Arrival into Minneapolis/St. Paul was nothing major. We promptly found a Starbucks and a McDonalds and then settled in for our flight to Amsterdam. We opted not to try and hit the Mall of America as we didn't feel we would have enough time. Probably best.

We arrived into Amsterdam and I have to say, the flight, while long as nice as international flights in coach are. Our stay in Amsterdam was fun - once we got started. :-) I had been led to believe by reading and other's personal experience, that the canal rides were just "right outside" the airport. Well...not exactly true. What is right outside the airport is the train station. But, getting any reasonable information is difficult at best. With a last-minute dash to get all eight of us on board, we boarded the commuter train to Amsterdam Centraal. From here, we just walked outside and then realized..."wait - this doesn't look familiar at all!" Turns out, we'd come out of the train station on the opposite side of where we should have been. Thankfully, the weather was absolutely gorgeous and we eventually found the Gray Line canal tour. Oh, it was beautiful, restful, sunny, and just what this traveller needed to unwind a bit. A few in our group walked to the Anne Franke house and other spots. I was perfectly content to sit in a boat and relax. One thing I should mention for those traveling to Amsterdam: If you want to leave the airport and stow your bags...be sure to stow them AFTER you go through customs. Otherwise, you'll have to remember your original concourse and search for the correct lockers after entering through customs. Then, you'll have to exit and enter customs again when you make it the the correct concourse. Trust me - I know this from experience!
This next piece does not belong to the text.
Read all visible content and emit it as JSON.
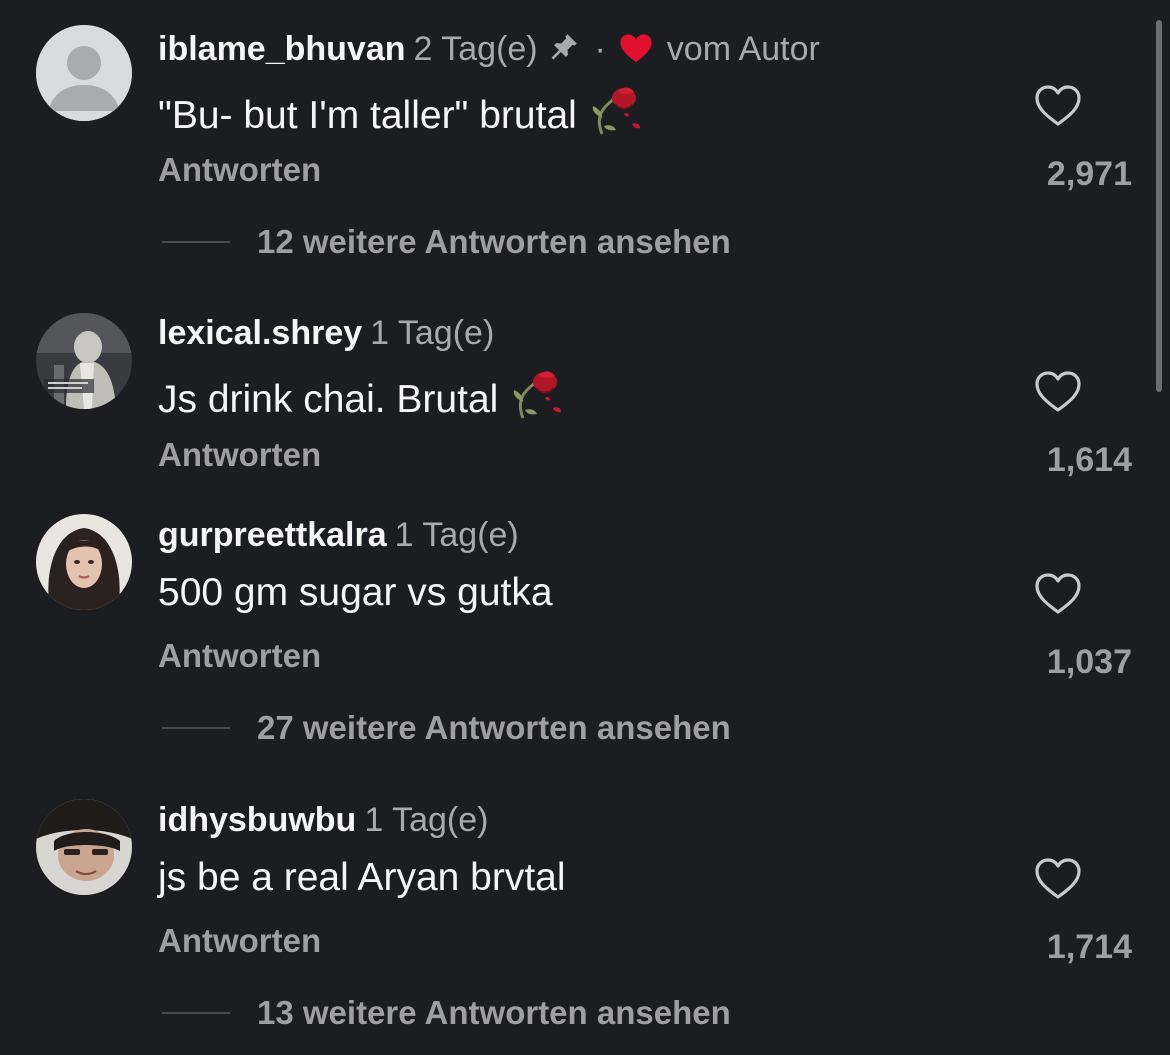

We left Amsterdam at 8:30pm or so and headed to Athens. We arrived a few minutes early and my stomach started doing a tango in fear that we would not meet our luggage. Or that only some of us would get it. Amazingly enough - all our luggage arrived in good condition and we headed out in hopes to meet our ride. Dimitris, an Inchcape Agent that works with Holland America, met us right outside the customs area with a sign that said "Carlson Party". I felt so official! We were escorted to our hotel in Piraeus several miles away in a Mercedes Benz "sprinter". Very comfortable an d we were blessed beyond measure by the kindness of our driver and Dimitris to pick us up at 1AM on a ship day! They arranged a late check-out for us at the hotel and reminded us to be ready to go at 12noon when they would return to pick us up.

Our hotel room at the Triton was small and the bathroom even smaller - if that was possible. But, it was clean and the beds were comfortable. We got up in the morning and ate breakfast (which was included) and then wander out for a look around. It was a typical working-class European neighborhood with fish/meat/vegetable markets, banks, churches and the very large port just across the way.
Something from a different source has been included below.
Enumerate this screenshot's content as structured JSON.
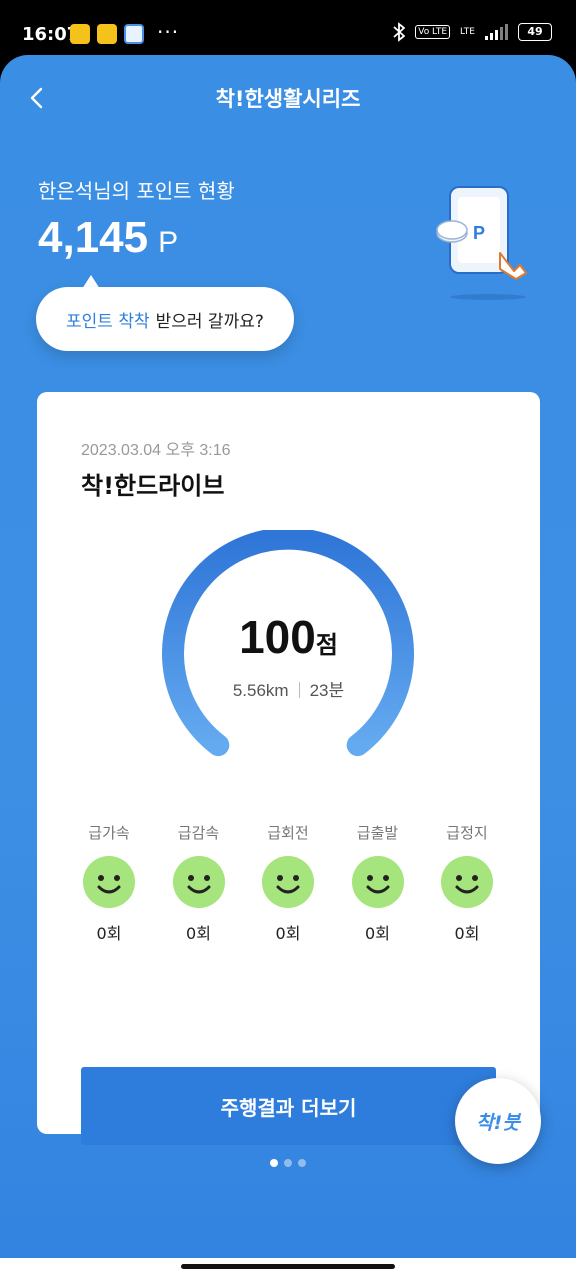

Dimitris and the driver were early to pick us up and we drove to the Pier where were were to embark. I was glad we had a ride, or it would have been a bit of a hike with our luggage in tow. When we arrived, were were once again greeted by our new-found friends from Inchcape and the embarkation went well. I was even able to chat a bit with the Holland Port Agent, Cathy Cox, whom I had not seen since my tenure in Seattle. It was a nice surprise! We took lots of pictures of the ship in port, then got on, ate and headed to our staterooms.